Facial recognition is the new hotness, recently bubbling up to the consciousness of the general public. In fact, when boarding a flight from Detroit to Amsterdam earlier this week I was required to board the plane not by showing a passport or boarding pass, but by pausing in front of a facial recognition camera which subsequently printed out a piece of paper with my name and seat number on it (although it appears I could have opted out, that was not disclosed by Delta Airlines staff the time). Anecdotally this gives passengers the feeling that facial recognition is robust and mature, but Adam mentions that this not the case and that removed from highly controlled environments the accuracy of recognition is closer to an abysmal 2%.
Images are only effective in these datasets when the interocular distance (the distance between the pupils of your eyes) is a minimum of 40 pixels. But over the years this minimum resolution has been moving higher and higher, with the current standard trending toward 300 pixels. The increase is not surprising as it follows a similar curve to the resolution available from digital cameras. The number of faces available in data sets has also increased along a similar curve over the years.
Adam’s talk recounted the availability of face and person recognition datasets and it was a wild ride. Of note are data sets by the names of Brainwash Cafe, Duke MTMC (multi-tracking-multi-camera), Microsoft Celeb, Oxford Town Centre, and the Unconstrained College Students data set. Faces in these databases were harvested without consent and that has led to four of them being removed, but of course, they’re still available as what is once on the Internet may never die.
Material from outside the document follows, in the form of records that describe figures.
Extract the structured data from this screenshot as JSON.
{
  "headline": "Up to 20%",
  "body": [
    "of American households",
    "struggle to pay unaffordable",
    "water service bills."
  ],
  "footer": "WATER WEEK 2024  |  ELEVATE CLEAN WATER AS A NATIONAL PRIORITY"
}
The Microsoft Celeb set is particularly egregious as it used the Bing search engine to harvest faces (oh my!) and has associated names with them. Lest you think you’re not a celeb and therefore safe, in this case celeb means anyone who has an internet presence. That’s about 10 million faces. Adam used two examples of past CCCamp talk videos that were used as a source for adding the speakers’ faces to the dataset. It’s possible that this is in violation of GDPR so we can expect to see legal action in the not too distant future.
Your face might be in a dataset, so what? In their research, Adam and Jules tracked geographic locations and other data to establish who has downloaded and is likely using these sets to train facial recognition AI. It’s no surprise that the National University of Defense Technology in China is among the downloaders. In the case of US intelligence organizations, it’s easier much easier to know they’re using some of the sets because they funded some of the research through organizations like the IARPA. These sets are being used to train up military-grade face recognition.
What are we to do about this? Unfortunately what’s done is done, but we do have options moving forward. Be careful of how you license images you upload — substantial data was harvested through loopholes in licenses on platforms like Flickr, or by agreeing to use through EULAs on platforms like Facebook. Adam’s advice is to stop populating the internet with faces, which is why I’ve covered his with the Jolly Wrencher above. Alternatively, you can limit image resolution so interocular distance is below the forty-pixel threshold. He also advocates for changes to Creative Commons that let you choose to grant or withhold use of your images in train sets like these.
Adam’s talk, MegaPixels: Face Recognition Training Datasets, will be available to view online by the time this article is published.